Em sua sala de aula, quem tem mais senso
de humor?
Em sua sala, quem é o melhor aluno?
A
auto-indicação para participar em um programa de atendimento ao superdotado é
uma estratégia também pouco utilizada, porém o seu uso tem sido especialmente
encorajado no processo de identificação de alunos com altas
habilidades/superdotação do ensino médio, provenientes de área rural ou de
nível socioeconômico desfavorecido (Davis & Rimm, 1994; Freeman &
Guenther, 2000). Em um formulário de auto-indicação, o aluno aponta as áreas em
que ele julga que apresenta alta habilidade ou talento, descreve projetos e/ou
atividades desenvolvidas por ele que ilustram seu desempenho superior na área,
lista livros que ele leu relacionados a sua área de interesse, justifica seu
interesse em participar de um programa especializado, descreve hábitos de
leitura, áreas de interesse etc. (Feldhusen, 1998; Renzulli & Reis, 1997). A
família constitui também uma excelente fonte de informações que não pode ser
negligenciada no processo de identificação do aluno com altas
habilidades/superdotação. Os pais podem ser solicitados a indicar atividades,
na escola e fora do contexto escolar, que seu filho gosta de realizar,
descrever características, áreas de interesse e de destaque do filho, relatar o
processo de desenvolvimento de seu filho ao longo dos anos (por exemplo, quando
aprendeu a andar, a falar, a ler, a escrever etc.), comentar sobre
relacionamento do filho com membros da família e colegas, descrever o desempenho
escolar do filho e seu envolvimento com as tarefas escolares. Renzulli e Reis
(1997) apresentam uma lista de características do aluno a ser respondida pelos
pais durante o processo de identificação. Trata-se de uma escala em que os pais
avaliam a freqüência do comportamento ou situação listada, além de apresentar exemplos
que se aplicam a seu filho. Exemplos de itens são:
Meu filho
gasta mais tempo e energia que seus colegas da mesma idade em um tópico de seu
interesse;
Meu filho
estabelece metas pessoais e espera obter resultados do seu trabalho;
Meu filho continua a trabalhar em um projeto mesmo quando este
apresenta problemas ou os resultados demoram a surgir;
Meu filho
sugere maneiras imaginativas de se realizar atividades, mesmo que as sugestões não
sejam, algumas vezes, práticas;
Meu filho usa
materiais de forma original;
Meu filho
gosta de brincar com idéias, imaginando situações que provavelmente não ocorrerão.
Meu filho
acha engraçadas situações que normalmente não são consideradas engraçadas
pelos colegas
de sua idade;
Meu filho
prefere trabalhar ou brincar sozinho ao invés de fazer alguma coisa apenas para
fazer parte de um grupo.
No caso da
equipe de avaliação contar com um psicólogo, testes e escalas de inteligência, criatividade
e autoconceito poderão ser aplicadas, já que é prerrogativa deste profissional
o uso de instrumentos psicológicos.

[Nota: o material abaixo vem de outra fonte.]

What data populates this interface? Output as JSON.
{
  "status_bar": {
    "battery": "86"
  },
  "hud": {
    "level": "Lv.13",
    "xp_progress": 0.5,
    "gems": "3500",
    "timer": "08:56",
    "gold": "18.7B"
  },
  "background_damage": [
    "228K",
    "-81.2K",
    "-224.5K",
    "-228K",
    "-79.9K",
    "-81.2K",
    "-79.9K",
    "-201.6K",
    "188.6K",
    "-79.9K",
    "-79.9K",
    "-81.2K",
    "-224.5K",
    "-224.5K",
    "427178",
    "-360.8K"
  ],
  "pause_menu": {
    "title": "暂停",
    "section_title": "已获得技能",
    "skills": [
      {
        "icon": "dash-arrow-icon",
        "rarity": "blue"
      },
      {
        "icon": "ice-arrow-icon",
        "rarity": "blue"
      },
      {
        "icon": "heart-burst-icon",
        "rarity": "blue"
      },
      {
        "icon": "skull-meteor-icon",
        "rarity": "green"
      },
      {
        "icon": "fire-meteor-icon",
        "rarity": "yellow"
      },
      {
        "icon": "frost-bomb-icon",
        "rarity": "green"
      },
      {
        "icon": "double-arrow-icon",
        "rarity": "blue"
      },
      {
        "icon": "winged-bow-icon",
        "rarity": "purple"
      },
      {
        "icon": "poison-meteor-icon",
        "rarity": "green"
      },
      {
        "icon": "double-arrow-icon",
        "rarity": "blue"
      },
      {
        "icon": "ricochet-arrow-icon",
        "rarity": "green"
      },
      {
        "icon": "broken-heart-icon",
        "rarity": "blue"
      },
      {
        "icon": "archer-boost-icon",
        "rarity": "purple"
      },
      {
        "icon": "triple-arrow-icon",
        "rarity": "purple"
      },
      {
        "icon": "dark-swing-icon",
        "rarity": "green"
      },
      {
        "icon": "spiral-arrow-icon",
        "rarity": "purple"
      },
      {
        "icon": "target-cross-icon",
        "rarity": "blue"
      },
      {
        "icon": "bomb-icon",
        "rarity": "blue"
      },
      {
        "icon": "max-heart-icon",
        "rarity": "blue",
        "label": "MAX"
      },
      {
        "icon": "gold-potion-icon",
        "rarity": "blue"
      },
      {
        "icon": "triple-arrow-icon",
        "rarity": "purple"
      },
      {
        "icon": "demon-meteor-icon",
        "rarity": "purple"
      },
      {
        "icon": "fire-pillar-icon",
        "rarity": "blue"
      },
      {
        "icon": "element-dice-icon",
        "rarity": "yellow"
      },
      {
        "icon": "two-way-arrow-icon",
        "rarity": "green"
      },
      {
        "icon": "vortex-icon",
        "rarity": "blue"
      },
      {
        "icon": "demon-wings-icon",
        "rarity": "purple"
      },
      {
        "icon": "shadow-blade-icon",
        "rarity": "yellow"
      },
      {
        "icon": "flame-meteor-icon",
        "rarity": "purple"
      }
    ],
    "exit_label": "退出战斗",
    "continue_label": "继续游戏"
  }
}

O Teste Torrance do Pensamento Criativo,
por exemplo, é o único teste de criatividade traduzido e validado para a realidade
brasileira (Wechsler, 2002). O objetivo do teste, utilizado em diversos países,
é avaliar dimensões relacionadas ao processo criativo por meio da produção
criativa expressa de forma verbal e figurativa. Entre as características
criativas avaliadas, destacam-se:
(a) fluência, capacidade de gerar um grande
número de idéias e soluções para um problema;
(b) flexibilidade, habilidade de olhar o
problema sob diferentes ângulos e mudar os tipos de propostas para sua solução;
(c) originalidade, que envolve a produção de
idéias inusuais e diferentes;
(d) elaboração, capacidade de produzir
idéias raras ou incomuns, quebrando padrões habituais de respostas.
O psicólogo
poderá ainda realizar entrevistas com pais e professores com vistas a obter
informações sobre o desenvolvimento do aluno, características, interesses e
desempenho escolar.
Outras fontes
que podem fornecer ricas informações acerca do aluno são jogos, exercícios e dinâmicas.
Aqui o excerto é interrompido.